A "state of emergency" is declared in Lesbos, after the two fires which devastated the Moria camp.

"At least 3,500 migrants are homeless (...) and we are taking emergency measures for these people: the most vulnerable, around 1,000, will be accommodated on a ferry [...] at the port of Mytilene", capital of the Greek island, announced the Greek Minister of Migration, Notis Mitarachi, Wednesday, September 9.

In total, two Greek navy vessels were dispatched to the island on Thursday.

The camp, completely destroyed, housed some 12,700 asylum seekers, four times its capacity, including 4,000 children.

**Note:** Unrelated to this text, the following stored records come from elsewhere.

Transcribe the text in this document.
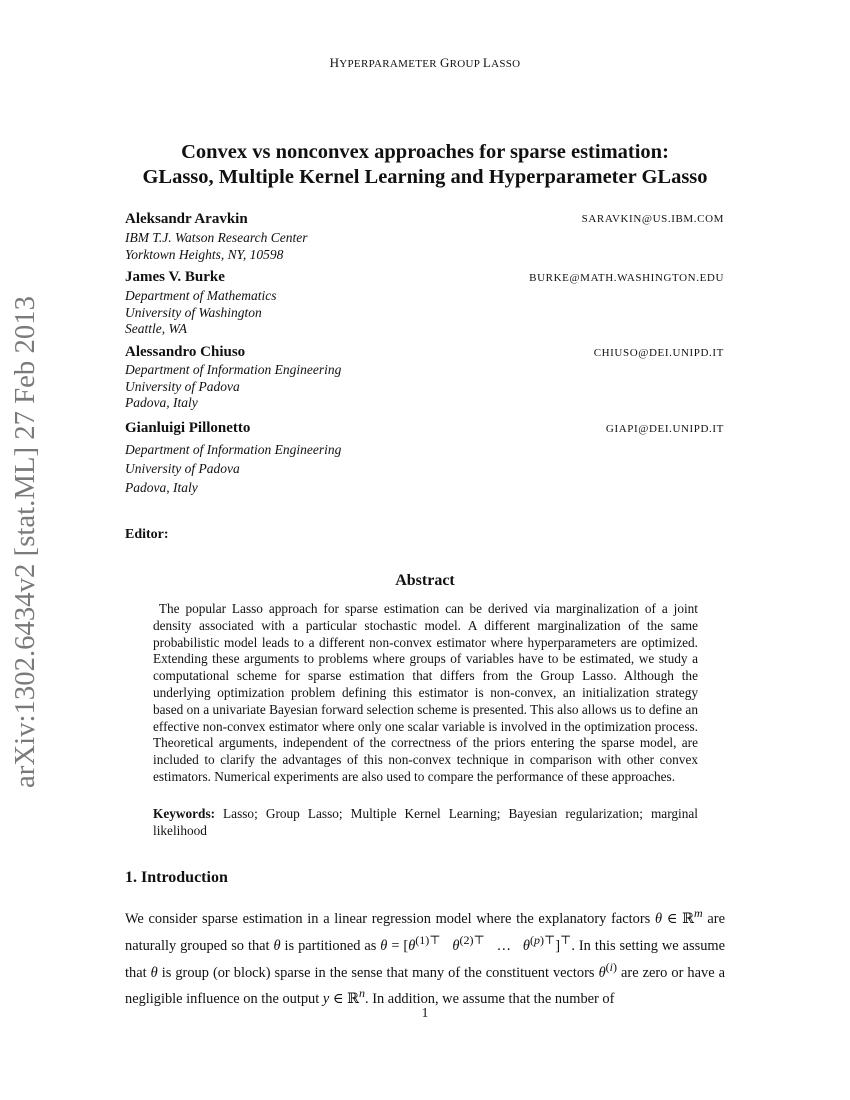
HYPERPARAMETER GROUP LASSO
arXiv:1302.6434v2 [stat.ML] 27 Feb 2013
Convex vs nonconvex approaches for sparse estimation:
GLasso, Multiple Kernel Learning and Hyperparameter GLasso
Aleksandr Aravkin	SARAVKIN@US.IBM.COM
IBM T.J. Watson Research Center
Yorktown Heights, NY, 10598
James V. Burke	BURKE@MATH.WASHINGTON.EDU
Department of Mathematics
University of Washington
Seattle, WA
Alessandro Chiuso	CHIUSO@DEI.UNIPD.IT
Department of Information Engineering
University of Padova
Padova, Italy
Gianluigi Pillonetto	GIAPI@DEI.UNIPD.IT
Department of Information Engineering
University of Padova
Padova, Italy
Editor:
Abstract
The popular Lasso approach for sparse estimation can be derived via marginalization of a joint density associated with a particular stochastic model. A different marginalization of the same probabilistic model leads to a different non-convex estimator where hyperparameters are optimized. Extending these arguments to problems where groups of variables have to be estimated, we study a computational scheme for sparse estimation that differs from the Group Lasso. Although the underlying optimization problem defining this estimator is non-convex, an initialization strategy based on a univariate Bayesian forward selection scheme is presented. This also allows us to define an effective non-convex estimator where only one scalar variable is involved in the optimization process. Theoretical arguments, independent of the correctness of the priors entering the sparse model, are included to clarify the advantages of this non-convex technique in comparison with other convex estimators. Numerical experiments are also used to compare the performance of these approaches.
Keywords: Lasso; Group Lasso; Multiple Kernel Learning; Bayesian regularization; marginal likelihood
1. Introduction
We consider sparse estimation in a linear regression model where the explanatory factors θ ∈ ℝ$^m$ are naturally grouped so that θ is partitioned as $\theta = [\theta^{(1)⊤}$ $\theta^{(2)⊤}$   …   $\theta^{(p)⊤}]^⊤$. In this setting we assume that θ is group (or block) sparse in the sense that many of the constituent vectors $\theta^{(i)}$ are zero or have a negligible influence on the output y ∈ ℝ$^n$. In addition, we assume that the number of
1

The European Commission has already announced that it is taking charge of the immediate transfer to mainland Greece of 400 children and adolescents.

Germany, which holds the rotating presidency of the European Union, has called on EU countries to welcome migrants from the camp.

Several thousand people spontaneously demonstrated on Wednesday in several cities in this country to demand the authorities to take care of migrants.

Paris will take its part "in solidarity"

For Austria, "if we empty the Moria camp, it will immediately fill up again," argued its Foreign Minister, Alexander Schallenberg.

Vienna will, however, offer one million euros in aid, for example to buy "tents and blankets" in Greece, he added.

France said it was ready to "take its part in solidarity".

"No victim, neither injured, nor missing has been reported," said the Greek Minister of Migration, who praised "the rapid intervention" of firefighters and police ".

On the night of Tuesday to Wednesday, thousands of men, women and children panicked from the tents and containers, some taking refuge in the surrounding olive groves.

On Wednesday afternoon, the majority of them found themselves sitting by the side of the road from the camp to the port of Mytilene, forming long queues of three kilometers.

On Wednesday evening, a new fire broke out in a part of the camp which had been relatively untouched, causing the same scenes of chaos.

This "fire is more limited than that of Tuesday evening," said a firefighter official.

Quarantine protests

Greek Prime Minister Kyriakos Mitsotakis, who expressed "his sadness", attributed the origin of the disaster to "violent reactions against health checks" carried out since last week after the detection of 35 cases of Covid-19 in the camp.

The first case of coronavirus was detected in Moria last week and the camp was immediately placed in solitary confinement for two weeks.

NGOs are worried about the situation.

"Many people are scattered in places on the island" where NGOs cannot access, explains Giovanna Scaccabarozzi, an employee of Médecins Sans Frontières (MSF) in Lesbos, who says she feels "distress and despair".

In recent years, the Moria camp has been criticized for its lack of hygiene and overcrowding by NGOs, which regularly call on the Greek authorities to transfer the most vulnerable asylum seekers to the mainland.